Dr. Terrence Diamond


Dr. Terrence Diamond
Dr Diamond is a senior consultant in Endocrinology at SGH, the Head of the Metabolic Bone Unit and a Scientific Member of Osteoporosis Australia. His title is Associate Professor of Medicine, University of New South Wales, MBBCh, MRCP, FRACP.
Dr Diamond’s research interests include osteoporosis in men, acute vertebral fractures and malignant bone disease. For the past 10 years, our group has been studying bone diseases related to prostate cancer and the effects of chronic androgen deprivation therapy.

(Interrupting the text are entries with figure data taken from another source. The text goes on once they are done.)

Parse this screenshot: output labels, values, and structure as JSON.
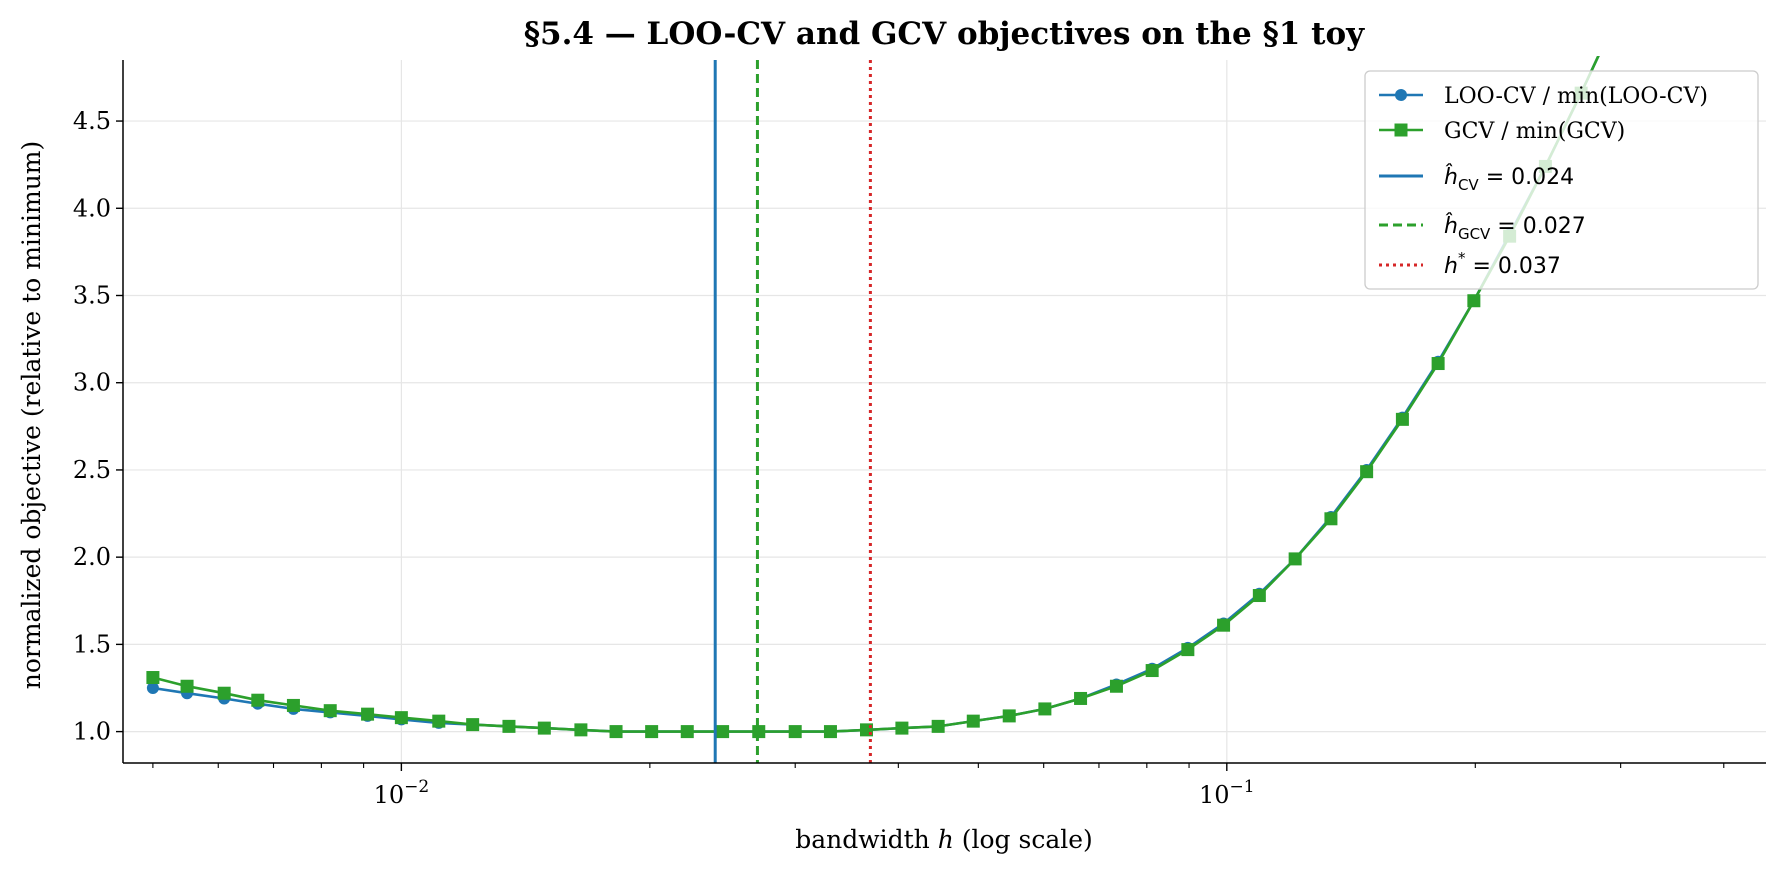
{
  "chart_data": {
    "type": "line",
    "title": "§5.4 — LOO-CV and GCV objectives on the §1 toy",
    "xlabel_prefix": "bandwidth ",
    "xlabel_var": "h",
    "xlabel_suffix": " (log scale)",
    "ylabel": "normalized objective (relative to minimum)",
    "xscale": "log",
    "xlim": [
      0.0046,
      0.45
    ],
    "ylim": [
      0.82,
      4.85
    ],
    "grid": true,
    "legend_position": "top-right",
    "x_tick_labels": [
      {
        "value": 0.01,
        "base": "10",
        "exp": "−2"
      },
      {
        "value": 0.1,
        "base": "10",
        "exp": "−1"
      }
    ],
    "y_ticks": [
      1.0,
      1.5,
      2.0,
      2.5,
      3.0,
      3.5,
      4.0,
      4.5
    ],
    "y_tick_labels": [
      "1.0",
      "1.5",
      "2.0",
      "2.5",
      "3.0",
      "3.5",
      "4.0",
      "4.5"
    ],
    "x": [
      0.005,
      0.0055,
      0.0061,
      0.0067,
      0.0074,
      0.0082,
      0.0091,
      0.01,
      0.0111,
      0.0122,
      0.0135,
      0.0149,
      0.0165,
      0.0182,
      0.0201,
      0.0222,
      0.0245,
      0.0271,
      0.03,
      0.0331,
      0.0366,
      0.0404,
      0.0447,
      0.0493,
      0.0545,
      0.0602,
      0.0665,
      0.0735,
      0.0812,
      0.0897,
      0.0991,
      0.1095,
      0.121,
      0.1337,
      0.1477,
      0.1632,
      0.1803,
      0.1992,
      0.2201,
      0.2432,
      0.2687,
      0.2968
    ],
    "series": [
      {
        "name": "LOO-CV / min(LOO-CV)",
        "color": "#1f77b4",
        "marker": "circle",
        "values": [
          1.25,
          1.22,
          1.19,
          1.16,
          1.13,
          1.11,
          1.09,
          1.07,
          1.05,
          1.04,
          1.03,
          1.02,
          1.01,
          1.0,
          1.0,
          1.0,
          1.0,
          1.0,
          1.0,
          1.0,
          1.01,
          1.02,
          1.03,
          1.06,
          1.09,
          1.13,
          1.19,
          1.27,
          1.36,
          1.48,
          1.62,
          1.79,
          1.99,
          2.23,
          2.5,
          2.8,
          3.12,
          3.47,
          3.85,
          4.24,
          4.66,
          5.1
        ]
      },
      {
        "name": "GCV / min(GCV)",
        "color": "#2ca02c",
        "marker": "square",
        "values": [
          1.31,
          1.26,
          1.22,
          1.18,
          1.15,
          1.12,
          1.1,
          1.08,
          1.06,
          1.04,
          1.03,
          1.02,
          1.01,
          1.0,
          1.0,
          1.0,
          1.0,
          1.0,
          1.0,
          1.0,
          1.01,
          1.02,
          1.03,
          1.06,
          1.09,
          1.13,
          1.19,
          1.26,
          1.35,
          1.47,
          1.61,
          1.78,
          1.99,
          2.22,
          2.49,
          2.79,
          3.11,
          3.47,
          3.84,
          4.24,
          4.66,
          5.1
        ]
      }
    ],
    "vlines": [
      {
        "x": 0.024,
        "color": "#1f77b4",
        "style": "solid",
        "sym": "ĥ",
        "sub": "CV",
        "sup": "",
        "rest": " = 0.024"
      },
      {
        "x": 0.027,
        "color": "#2ca02c",
        "style": "dashed",
        "sym": "ĥ",
        "sub": "GCV",
        "sup": "",
        "rest": " = 0.027"
      },
      {
        "x": 0.037,
        "color": "#d62728",
        "style": "dotted",
        "sym": "h",
        "sub": "",
        "sup": "*",
        "rest": " = 0.037"
      }
    ],
    "colors": {
      "axes": "#000000",
      "grid": "#e6e6e6",
      "legend_border": "#cccccc"
    }
  }
}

In 2004, we (panel of Experts from the USA and Australia) published ‘Guidelines for managing men with prostate cancer receiving androgen deprivation therapy’ in the journal CANCER. His ongoing research is to focus on medications preventing osteoporosis in this cohort.


Jacqueline Lim


Jacqueline Lim
Jacqueline Lim is based at the Cancer Care Centre, St George Hospital. She is experienced in working with people who are adjusting to life after a diagnosis of cancer. Jacqueline is committed to providing evidence based therapy for patients who may be experiencing difficulties coping with their cancer diagnosis and treatments. She provides individual therapy to patients who are referred by their oncologists, and is available to present various relevant psychological topics to cancer support groups. Her expertise includes dealing with anxiety, depression, pain, body image, sexual problems, communication, psychological adjustment to illness and relationship difficulties.

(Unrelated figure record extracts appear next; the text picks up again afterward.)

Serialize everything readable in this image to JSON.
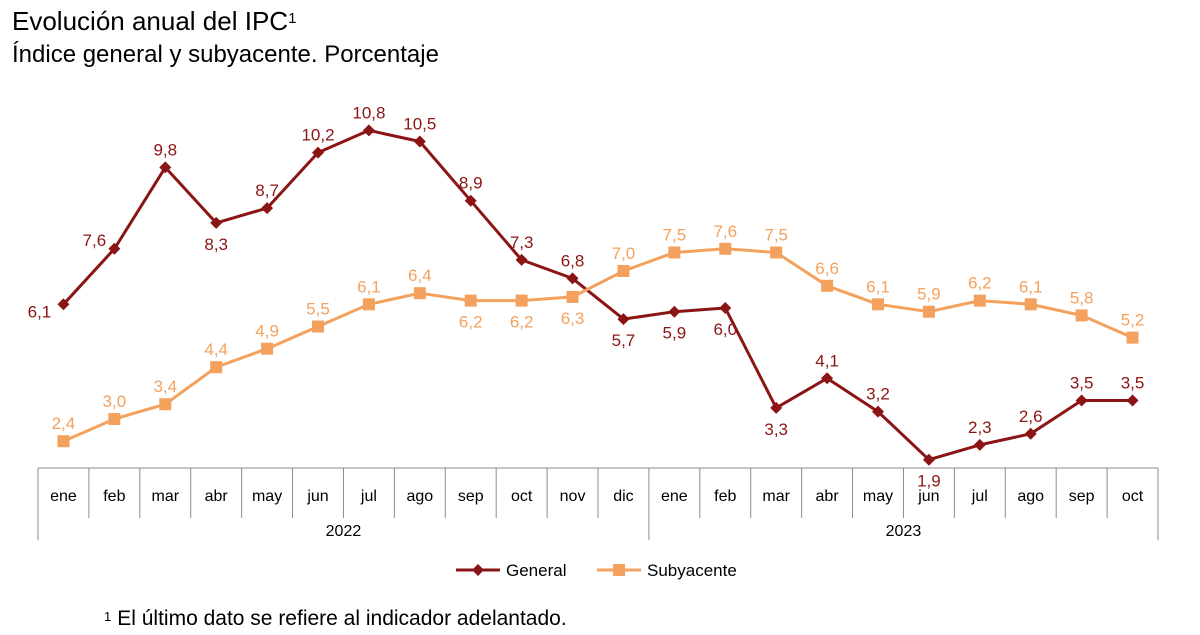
{
  "chart_data": {
    "type": "line",
    "title": "Evolución anual del IPC",
    "title_sup": "1",
    "subtitle": "Índice general y subyacente. Porcentaje",
    "categories": [
      "ene",
      "feb",
      "mar",
      "abr",
      "may",
      "jun",
      "jul",
      "ago",
      "sep",
      "oct",
      "nov",
      "dic",
      "ene",
      "feb",
      "mar",
      "abr",
      "may",
      "jun",
      "jul",
      "ago",
      "sep",
      "oct"
    ],
    "years": [
      {
        "label": "2022",
        "start": 0,
        "end": 11
      },
      {
        "label": "2023",
        "start": 12,
        "end": 21
      }
    ],
    "series": [
      {
        "name": "General",
        "color": "#8B1515",
        "marker": "diamond",
        "values": [
          6.1,
          7.6,
          9.8,
          8.3,
          8.7,
          10.2,
          10.8,
          10.5,
          8.9,
          7.3,
          6.8,
          5.7,
          5.9,
          6.0,
          3.3,
          4.1,
          3.2,
          1.9,
          2.3,
          2.6,
          3.5,
          3.5
        ],
        "labels": [
          "6,1",
          "7,6",
          "9,8",
          "8,3",
          "8,7",
          "10,2",
          "10,8",
          "10,5",
          "8,9",
          "7,3",
          "6,8",
          "5,7",
          "5,9",
          "6,0",
          "3,3",
          "4,1",
          "3,2",
          "1,9",
          "2,3",
          "2,6",
          "3,5",
          "3,5"
        ]
      },
      {
        "name": "Subyacente",
        "color": "#F4A15D",
        "marker": "square",
        "values": [
          2.4,
          3.0,
          3.4,
          4.4,
          4.9,
          5.5,
          6.1,
          6.4,
          6.2,
          6.2,
          6.3,
          7.0,
          7.5,
          7.6,
          7.5,
          6.6,
          6.1,
          5.9,
          6.2,
          6.1,
          5.8,
          5.2
        ],
        "labels": [
          "2,4",
          "3,0",
          "3,4",
          "4,4",
          "4,9",
          "5,5",
          "6,1",
          "6,4",
          "6,2",
          "6,2",
          "6,3",
          "7,0",
          "7,5",
          "7,6",
          "7,5",
          "6,6",
          "6,1",
          "5,9",
          "6,2",
          "6,1",
          "5,8",
          "5,2"
        ]
      }
    ],
    "ylim": [
      0,
      12
    ],
    "grid": false,
    "legend": "bottom-center"
  },
  "footnote": {
    "mark": "1",
    "text": "El último dato se refiere al indicador adelantado."
  }
}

Jacqueline completed her Masters in Clinical Psychology at the University of New South Wales in 1997. She has held research positions in University of NSW and Sydney University, and clinical positions in both private and public hospitals. Working with cancer patients and their families has long been an area of interest for her. One of her on-going clinical interests is cancer survivorship; in conjunction with the Centre for Values, Ethics and Law in Medicine (Sydney University), she has conducted several workshops for cancer survivors and health professionals (2001-2003). Jacqueline was first appointed at the Cancer Care Centre in 2003. She initiated a men’s cancer group, recognising there was a need in this area.

Pauline Thomson


Pauline Thomson
Pauline Thomson is the Prostate Cancer Nurse Coordinator (CNC) at the St. George Hospital Cancer Care Centre. It is a new position funded by the NSW Cancer Institute. Pauline graduated from the University of Western Sydney in 1987 with a Dip. Applied Science (Nursing) and Graduate Certificate in Oncology Nursing from the NSW College of Nursing. She is also a member of the Cancer Nurses’ Society of Australia (CNSA).

Pauline commenced working in Oncology / Haematology in 1988 and has a wide range of experience in Oncology and Haematology patient care, Palliative Care, chemotherapy administration and Radiation Oncology. She commenced working in Radiation Oncology in 1997 and has a great deal of experience in not only external beam radiation, but in high dose rate (HDR) and radioactive seed brachytherapy.

Pauline’s role as the Prostate CNC is to focus on new patients coming to the St. George Cancer Care Centre for treatment of their prostate cancer. Her role is to coordinate and explain the treatment process to the patient and their family and to act as a link between the doctors, the patients and other members of the multidisciplinary team.